Ms Gho Sze Kee, branch secretary of the party’s Bukit Timah branch, also talked about how the party needed to introduce a diversity of perspectives to avoid the dangers of groupthink and being part of an echo chamber.

Addressing fellow party activists in her speech, Ms Nadia acknowledged that there is a tendency for people to live in “bubbles”, which refer to how individuals are often surrounded by others who look or think the same way as them, and that these “bubbles” have led to social divisions.

And these differences have played out online in the way party members have responded to opposing views as if they were threats.

However, she urged party members to be conscious of their own inherent biases and not view these differences as a threat, but as opportunities to have hard conversations.

“I hope we have them, and in listening, be at least open to the possibility of changing our minds,” she added.

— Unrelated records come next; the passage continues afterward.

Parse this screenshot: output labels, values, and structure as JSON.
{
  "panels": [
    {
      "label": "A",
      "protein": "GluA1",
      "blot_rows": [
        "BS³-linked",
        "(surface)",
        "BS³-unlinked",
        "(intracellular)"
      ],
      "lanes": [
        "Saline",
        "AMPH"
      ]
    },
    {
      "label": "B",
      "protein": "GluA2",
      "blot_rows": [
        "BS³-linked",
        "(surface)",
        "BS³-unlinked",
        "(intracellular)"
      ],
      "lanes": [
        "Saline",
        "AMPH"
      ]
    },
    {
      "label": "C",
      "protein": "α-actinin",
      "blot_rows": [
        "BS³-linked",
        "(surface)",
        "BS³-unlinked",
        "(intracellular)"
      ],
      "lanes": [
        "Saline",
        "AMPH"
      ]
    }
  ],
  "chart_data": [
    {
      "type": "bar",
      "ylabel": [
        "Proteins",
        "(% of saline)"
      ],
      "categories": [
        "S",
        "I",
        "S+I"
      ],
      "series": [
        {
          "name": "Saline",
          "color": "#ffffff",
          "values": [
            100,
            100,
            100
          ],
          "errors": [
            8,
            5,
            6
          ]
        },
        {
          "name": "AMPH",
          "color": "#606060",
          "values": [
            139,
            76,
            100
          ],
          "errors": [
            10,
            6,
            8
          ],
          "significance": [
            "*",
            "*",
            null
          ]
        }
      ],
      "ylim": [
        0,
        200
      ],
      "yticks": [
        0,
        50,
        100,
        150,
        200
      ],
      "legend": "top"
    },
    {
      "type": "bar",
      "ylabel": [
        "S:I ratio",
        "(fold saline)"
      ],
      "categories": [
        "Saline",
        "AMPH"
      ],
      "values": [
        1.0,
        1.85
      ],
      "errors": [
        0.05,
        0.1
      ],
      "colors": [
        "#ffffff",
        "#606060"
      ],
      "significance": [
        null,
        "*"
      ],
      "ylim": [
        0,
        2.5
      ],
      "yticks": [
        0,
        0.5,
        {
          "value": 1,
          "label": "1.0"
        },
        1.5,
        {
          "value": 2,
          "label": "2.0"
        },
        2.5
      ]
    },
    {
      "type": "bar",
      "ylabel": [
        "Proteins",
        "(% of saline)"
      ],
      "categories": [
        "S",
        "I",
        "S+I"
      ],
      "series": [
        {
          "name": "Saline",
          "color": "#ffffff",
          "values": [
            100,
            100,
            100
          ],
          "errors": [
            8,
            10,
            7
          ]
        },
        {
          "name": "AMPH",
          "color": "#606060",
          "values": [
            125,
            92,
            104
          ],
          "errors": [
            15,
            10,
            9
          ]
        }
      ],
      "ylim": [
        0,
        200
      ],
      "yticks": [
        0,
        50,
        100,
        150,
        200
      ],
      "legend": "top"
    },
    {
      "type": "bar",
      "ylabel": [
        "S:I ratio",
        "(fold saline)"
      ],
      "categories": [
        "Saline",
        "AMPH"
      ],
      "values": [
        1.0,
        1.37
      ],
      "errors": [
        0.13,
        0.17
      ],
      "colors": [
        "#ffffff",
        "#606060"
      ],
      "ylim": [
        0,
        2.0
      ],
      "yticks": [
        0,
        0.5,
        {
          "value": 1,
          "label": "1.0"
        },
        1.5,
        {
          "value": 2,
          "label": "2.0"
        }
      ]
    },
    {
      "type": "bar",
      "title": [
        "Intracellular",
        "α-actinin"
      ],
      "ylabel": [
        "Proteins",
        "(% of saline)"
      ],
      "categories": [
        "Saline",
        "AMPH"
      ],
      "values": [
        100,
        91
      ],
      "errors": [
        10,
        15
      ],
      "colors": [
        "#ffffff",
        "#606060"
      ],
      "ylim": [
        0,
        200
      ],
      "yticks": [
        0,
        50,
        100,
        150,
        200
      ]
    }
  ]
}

“More than any trait during this time, I call for empathy that goes two ways. Empathy should drive us to amplify voices of others, to join forces for a shared cause, for our future.

“We have always been a party of action, and empathy is how we will continue to stay relevant, and continue to take meaningful action for our fellow Singaporeans.”

Recounting her own experience as a party activist since 2012, Ms Gho, 42, said PAP’s biggest pressing need is to ensure that it renews its members at every level of the party’s hierarchy, and not only in the candidates it fields during a general election.

Citing some branch-level statistics, she said that there are only 12 branch secretaries who are female, compared with 81 who are male.

“We need to ensure our party’s membership at the branch level truly reflects the diversity of Singapore. And we have to make sure that diversity counts when anticipating ground needs, giving inputs to policy formulation, and communicating our messages to our voters,” said Ms Gho.

When asked by reporters later if her point about PAP needing to embrace people from diverse backgrounds extends to people from the lesbian, gay, bisexual and transgender community, Ms Gho agreed.

Recurring theme

The need to embrace people from diverse backgrounds and different viewpoints was a recurring theme at Sunday’s party convention.

PAP’s secretary-general Lee Hsien Loong, who is also Singapore’s Prime Minister, made similar points in his speech.

He had said that the party must show that it is not afraid of opposing views or being challenged, and that voters today want to see more debate, contestation and questioning of established ideas.

“We welcome good ideas, regardless of who proposed them… We also have to rebut wrong views, if possible gently, but when necessary firmly,” said Mr Lee.

Speaking to reporters after the event, MP for MacPherson ward Tin Pei Ling said that embracing diverse viewpoints would strengthen trust.

“It’s not just me pushing things to you and you have to accept it, or I just say things that you like to listen. But I explain to you so that even if we may not see eye-to-eye 100 per cent on everything, you know where I am coming from, that it’s not self-serving,” she added.

“And so, it comes back to what are we in politics for? It’s about serving people. And if that’s the case, then, having that empathy, bridging those differences, listening to people and to willingly engage and see whether we can have a midpoint perhaps, and letting you know where I come from. I think that’s important.”

Also speaking at Sunday’s convention was Mr Ling Weihong, 40, branch secretary of Sengkang Central, which is currently under the Workers’ Party.

He talked about the difficulties operating in an opposition ward, but said that his team would continue to work to win back Sengkang GRC, though he acknowledged that it would be an uphill task.

Representing the trade unions, Mr Sanjeev Tiwari, general secretary of the Amalgamated Union of Public Employees, talked about the need to reinforce the strong ties between NTUC and PAP.

He said the collaboration between both organisations is mostly happening within the leadership level and that it needs to be extended to all members of both organisations.